Literature [23]	Based on the encoder-decoder framework, it aims to guide the model to generate a more descriptive sentence for a given image by introducing reference information.	The sentences it generates sound more natural.	Sentence expressions are on the rigid side and performance is weak.
Literature [24]	It mimics the cortical lateral inhibition mechanism in the human visual system.

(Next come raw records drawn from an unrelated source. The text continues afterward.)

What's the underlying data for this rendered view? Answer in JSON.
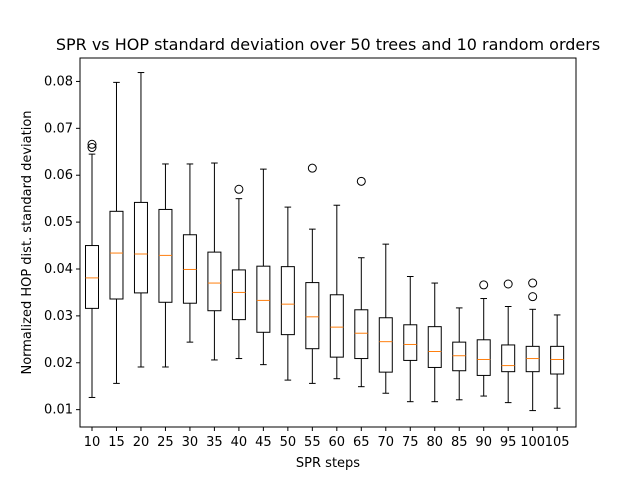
{
  "chart_data": {
    "type": "box",
    "title": "SPR vs HOP standard deviation over 50 trees and 10 random orders",
    "xlabel": "SPR steps",
    "ylabel": "Normalized HOP dist. standard deviation",
    "ylim": [
      0.0063,
      0.085
    ],
    "yticks": [
      "0.01",
      "0.02",
      "0.03",
      "0.04",
      "0.05",
      "0.06",
      "0.07",
      "0.08"
    ],
    "grid": false,
    "colors": {
      "box": "#000000",
      "median": "#ff7f0e",
      "outlier": "#000000"
    },
    "categories": [
      "10",
      "15",
      "20",
      "25",
      "30",
      "35",
      "40",
      "45",
      "50",
      "55",
      "60",
      "65",
      "70",
      "75",
      "80",
      "85",
      "90",
      "95",
      "100",
      "105"
    ],
    "boxes": [
      {
        "whisker_low": 0.0126,
        "q1": 0.0316,
        "median": 0.0381,
        "q3": 0.045,
        "whisker_high": 0.0645,
        "outliers": [
          0.0659,
          0.0666
        ]
      },
      {
        "whisker_low": 0.0156,
        "q1": 0.0336,
        "median": 0.0434,
        "q3": 0.0523,
        "whisker_high": 0.0798,
        "outliers": []
      },
      {
        "whisker_low": 0.0191,
        "q1": 0.0349,
        "median": 0.0432,
        "q3": 0.0542,
        "whisker_high": 0.0819,
        "outliers": []
      },
      {
        "whisker_low": 0.0191,
        "q1": 0.0329,
        "median": 0.0429,
        "q3": 0.0527,
        "whisker_high": 0.0624,
        "outliers": []
      },
      {
        "whisker_low": 0.0244,
        "q1": 0.0327,
        "median": 0.0399,
        "q3": 0.0473,
        "whisker_high": 0.0624,
        "outliers": []
      },
      {
        "whisker_low": 0.0206,
        "q1": 0.0311,
        "median": 0.037,
        "q3": 0.0436,
        "whisker_high": 0.0626,
        "outliers": []
      },
      {
        "whisker_low": 0.0209,
        "q1": 0.0292,
        "median": 0.035,
        "q3": 0.0398,
        "whisker_high": 0.055,
        "outliers": [
          0.057
        ]
      },
      {
        "whisker_low": 0.0196,
        "q1": 0.0265,
        "median": 0.0333,
        "q3": 0.0406,
        "whisker_high": 0.0613,
        "outliers": []
      },
      {
        "whisker_low": 0.0163,
        "q1": 0.026,
        "median": 0.0325,
        "q3": 0.0405,
        "whisker_high": 0.0532,
        "outliers": []
      },
      {
        "whisker_low": 0.0156,
        "q1": 0.023,
        "median": 0.0298,
        "q3": 0.0371,
        "whisker_high": 0.0485,
        "outliers": [
          0.0615
        ]
      },
      {
        "whisker_low": 0.0166,
        "q1": 0.0212,
        "median": 0.0276,
        "q3": 0.0345,
        "whisker_high": 0.0536,
        "outliers": []
      },
      {
        "whisker_low": 0.0149,
        "q1": 0.0209,
        "median": 0.0263,
        "q3": 0.0313,
        "whisker_high": 0.0424,
        "outliers": [
          0.0587
        ]
      },
      {
        "whisker_low": 0.0135,
        "q1": 0.018,
        "median": 0.0245,
        "q3": 0.0296,
        "whisker_high": 0.0453,
        "outliers": []
      },
      {
        "whisker_low": 0.0117,
        "q1": 0.0205,
        "median": 0.0239,
        "q3": 0.0281,
        "whisker_high": 0.0384,
        "outliers": []
      },
      {
        "whisker_low": 0.0117,
        "q1": 0.019,
        "median": 0.0224,
        "q3": 0.0277,
        "whisker_high": 0.037,
        "outliers": []
      },
      {
        "whisker_low": 0.0121,
        "q1": 0.0183,
        "median": 0.0215,
        "q3": 0.0244,
        "whisker_high": 0.0317,
        "outliers": []
      },
      {
        "whisker_low": 0.0129,
        "q1": 0.0173,
        "median": 0.0207,
        "q3": 0.0249,
        "whisker_high": 0.0337,
        "outliers": [
          0.0366
        ]
      },
      {
        "whisker_low": 0.0115,
        "q1": 0.0181,
        "median": 0.0194,
        "q3": 0.0238,
        "whisker_high": 0.032,
        "outliers": [
          0.0368
        ]
      },
      {
        "whisker_low": 0.0098,
        "q1": 0.0181,
        "median": 0.0209,
        "q3": 0.0235,
        "whisker_high": 0.0314,
        "outliers": [
          0.0341,
          0.037
        ]
      },
      {
        "whisker_low": 0.0103,
        "q1": 0.0176,
        "median": 0.0207,
        "q3": 0.0235,
        "whisker_high": 0.0302,
        "outliers": []
      }
    ]
  }
}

Then, each image feature is identified by global saliency.	It can accurately detect the most prominent areas in the image while ignoring other local interferences, thus obtaining high results.	The algorithm has a high false alarm rate for scenes that are cluttered and have no obvious prominent areas in the scene.
Literature [25]	In order to extract the keywords from the original documents, it proposes a keyword extraction algorithm based on a probabilistic neural network and visual attention mechanism.	It has a strong ability to extract context-rich information about keywords.	The algorithm is time-consuming, and the algorithm complexity needs to be optimized.
Proposed	Perceptual text information is generated using visual information and text information. A generic machine translation model is implemented by controlling the proportion of visual information in the overall multimodal information.	The multimodal text information is fully utilized and the accuracy of identifying semantic information of new words is higher.	The dataset it uses suffers from a small size, and the available data needs to be expanded to enhance the expressive power of the model.